Der Vorsitzende der Arbeiterpartei (EMEP), Seyit Aslan, teilte ANF seine Einschätzung hinsichtlich der öffentlichen Reaktion nach den Protesten im Istanbuler Stadtteil Saraçhane und der anhaltenden Debatte über einen gemeinsamen Kampf mit. Er erklärte, dass die Reaktion in Saraçhane über das Potenzial der CHP hinausginge und erinnerte daran, dass die Haltung der Studierenden eine Schlüsselrolle bei der Entstehung des Widerstands gespielt habe. Des weiteren verwies er darauf, dass die Debatte um einen gemeinsamen Kampf schon seit geraumer Zeit bestehe.
Gemeinsamer Kampf bedeutet Einheit der Arbeiter:innenklasse, der Werktätigen und des Volkes
Aslan analysierte anhand diverser Beispiele der letzten zehn Jahre die Breite der Proteste und aktiven gesellschaftlichen Gruppen.

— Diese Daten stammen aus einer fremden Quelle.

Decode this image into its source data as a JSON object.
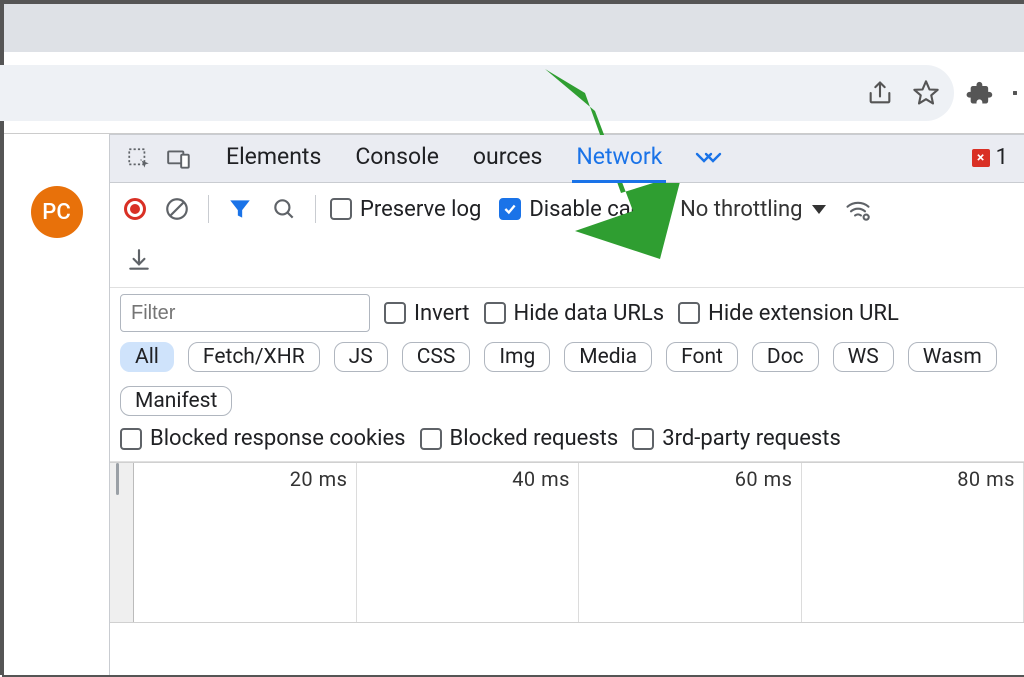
{
  "avatar": {
    "initials": "PC"
  },
  "devtools": {
    "tabs": {
      "elements": "Elements",
      "console": "Console",
      "sources": "ources",
      "network": "Network"
    },
    "errors_count": "1",
    "toolbar": {
      "preserve_log": "Preserve log",
      "disable_cache": "Disable cache",
      "throttling": "No throttling"
    },
    "filterbar": {
      "filter_placeholder": "Filter",
      "invert": "Invert",
      "hide_data_urls": "Hide data URLs",
      "hide_ext_urls": "Hide extension URL",
      "types": {
        "all": "All",
        "fetch": "Fetch/XHR",
        "js": "JS",
        "css": "CSS",
        "img": "Img",
        "media": "Media",
        "font": "Font",
        "doc": "Doc",
        "ws": "WS",
        "wasm": "Wasm",
        "manifest": "Manifest"
      },
      "blocked_cookies": "Blocked response cookies",
      "blocked_requests": "Blocked requests",
      "third_party": "3rd-party requests"
    },
    "timeline": {
      "t1": "20 ms",
      "t2": "40 ms",
      "t3": "60 ms",
      "t4": "80 ms"
    }
  }
}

Sie reichten von Universitätsstudierenden, Lehrkräften und Bäuer:innen über Arbeiter:innen verschiedener Sektoren bis hin zu den Widerständen gegen die von der Regierung eingesetzte Zwangsverwaltungspolitik in bestimmten Regionen des Landes. Häufig hatten sie Massencharakter und es wurde durch die lokalen Proteste eine bestimmte Atmosphäre geschaffen. Bezüglich der aktuellen Proteste fügte Aslan hinzu: „Diese mächtige Massenprotestbewegung, die durch die militante Haltung der Universitätsjugend ausgelöst wurde, hat sich trotz aller Drohungen der Regierung über das ganze Land ausgebreitet.“ All dies sind für den Politiker Anzeichen einer Massenbewegung, die unter der Oberfläche brodelt.
Während des gesamten Prozesses sei viel die Rede von einem gemeinsamen Kampf gewesen, worunter der EMEP-Vorsitzende die Einheit der Arbeiter:innenklasse, der Werktätigen und des Volkes versteht. Ein Zusammenschluss linker und sozialistischer Kräfte sei nur mit diesem Ziel sinnvoll. Er kritisierte, dass es keine sinnvollen Schritte gegeben habe, diesen Zusammenschluss effektiv in die Tat umzusetzen. Zwar herrsche ein Bewusstsein darüber vor, dass es eine Veränderung „von unten“ braucht und die Kraft hierfür auch vorhanden sei, jedoch sei die bisherige Bewegung innerhalb der Grenzen des aktuellen politischen Systems geblieben. „Solange die linken und sozialistischen Kräfte nicht das Niveau erreichen, das sie in die Lage versetzt, zukünftige Massenbewegungen voranzubringen und mit konkreten Siegen abzuschließen, wird diese Einschränkung bestehen bleiben“, urteilte Aslan.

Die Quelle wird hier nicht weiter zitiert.